Their reasoning is to hire people who cannot only tell the banks what the people want, but also spread the word about their products. However, many banks surveyed by the Business Times have local natives on their boards, few women are represented and almost no minorities can be found-even in areas where there is a large minority population (Kole,MacDonald. 1997. 2). Many bank CEO’s feel that the lack of minority and female representation needs to be corrected (Cochran. 1997).
“Jack Anderson, chairman and Chief Executive of Johnstown-based BT Financial Corp. he holding company for Laurel Bank, and Johnstown Bank Trust Co. states “Any right-thinking person understands the need for diversity,” he said “I think it is something we need to work toward. “(Neiser. 1997. 1)” Anderson also recognizes that there hasn’t been a large pool of candidates to choose from. His sentimates are echoed by most bank executives (Cochran. 1997). Simply put, women and minorities are being left out of the board rooms, minority customers are paying the price. Problems that Occur Due to Lack of Representation If minority groups aren’t represented in a community many problems may arise.
One of which is customer dissatisfaction. Customers that can’s communicate with their bank or other businesses can become very frustrated and unhappy if customers don’t see their group represented within a business. They may not want to be a client of that company. “The most important part of being a Community Bank is representing your community”(Cochran. 1997). With this statement made by Pam Yoakum, assistant manager of Regency Bank, one can’t help but construe that in order to fully represent a community all minority groups should be represented. Affirmative Action
In the late 1960’s and early 70’s, affirmative action was the club that the federal government used to force American companies to hire people of color and women for managerial jobs. It mandated that a company set up specific and results-oriented procedures to which the company must commit itself and apply every good faith effort to insure equal employment opportunities to all employees regardless of sex, race, religion, or national origin. Back in the 1960’s and early 70’s, affirmative action, one of Lyndon Johnson’s Great Society Programs, created bright visions of magnificent career possibilities for millions of people of color and women.

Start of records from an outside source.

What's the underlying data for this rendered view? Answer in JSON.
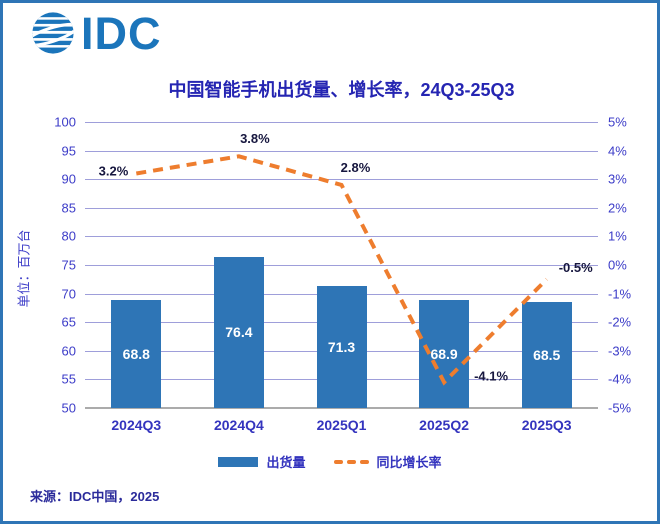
{
  "logo": {
    "text": "IDC"
  },
  "title": "中国智能手机出货量、增长率，24Q3-25Q3",
  "source": "来源：IDC中国，2025",
  "legend": {
    "bar": "出货量",
    "line": "同比增长率"
  },
  "colors": {
    "bar": "#2E75B6",
    "line": "#EE7D2E",
    "grid": "#9E9EDA",
    "axis_line": "#ABABAB",
    "axis_text": "#3C3CC8",
    "category_text": "#3434BE",
    "data_label": "#16163E",
    "bar_label": "#FFFFFF",
    "title_text": "#2525B2",
    "border": "#2E75B6",
    "logo_blue": "#1B75BB"
  },
  "chart_data": {
    "type": "bar+line combo",
    "title": "中国智能手机出货量、增长率，24Q3-25Q3",
    "categories": [
      "2024Q3",
      "2024Q4",
      "2025Q1",
      "2025Q2",
      "2025Q3"
    ],
    "series": [
      {
        "name": "出货量",
        "type": "bar",
        "axis": "left",
        "values": [
          68.8,
          76.4,
          71.3,
          68.9,
          68.5
        ],
        "labels": [
          "68.8",
          "76.4",
          "71.3",
          "68.9",
          "68.5"
        ]
      },
      {
        "name": "同比增长率",
        "type": "line",
        "style": "dashed",
        "axis": "right",
        "values": [
          3.2,
          3.8,
          2.8,
          -4.1,
          -0.5
        ],
        "labels": [
          "3.2%",
          "3.8%",
          "2.8%",
          "-4.1%",
          "-0.5%"
        ]
      }
    ],
    "left_axis": {
      "label": "单位：百万台",
      "min": 50,
      "max": 100,
      "ticks": [
        "100",
        "95",
        "90",
        "85",
        "80",
        "75",
        "70",
        "65",
        "60",
        "55",
        "50"
      ]
    },
    "right_axis": {
      "min": -5,
      "max": 5,
      "ticks": [
        "5%",
        "4%",
        "3%",
        "2%",
        "1%",
        "0%",
        "-1%",
        "-2%",
        "-3%",
        "-4%",
        "-5%"
      ]
    },
    "grid": true,
    "legend_position": "bottom"
  }
}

For the first time, masses of women and people of color could begin dreaming of a career in corporate management. Affirmative Action put minorities into the corporate environment. And now “Cultural Diversity programs are created to help companies handle their presence”(Davis. 1997. 127). These creations open more jobs including an institute for managing diversity. Affirmative action changed the face of Corporate America. Back in the 1950’s that face was almost entirely white and male. Now it also includes African-American, Hispanic-American, Asian-American, and women. But, in many instances, the white male is angry.
In just about as many cases, the white female face ranges from impassive to disappointed. The African-American face is just as often mistrusting and resentful. Chief among the reasons for the anger, disappointment, and resentment are white male “backlash” created in reaction to affirmative action itself and “downsizing” compiled to a large degree by the globalization of the American economy. At the same time the lines of conflict have been made more confusing due to the multicultural society which has evolved within the American population. This has created more groups which are fighting for power behind the closed doors of Corporate America.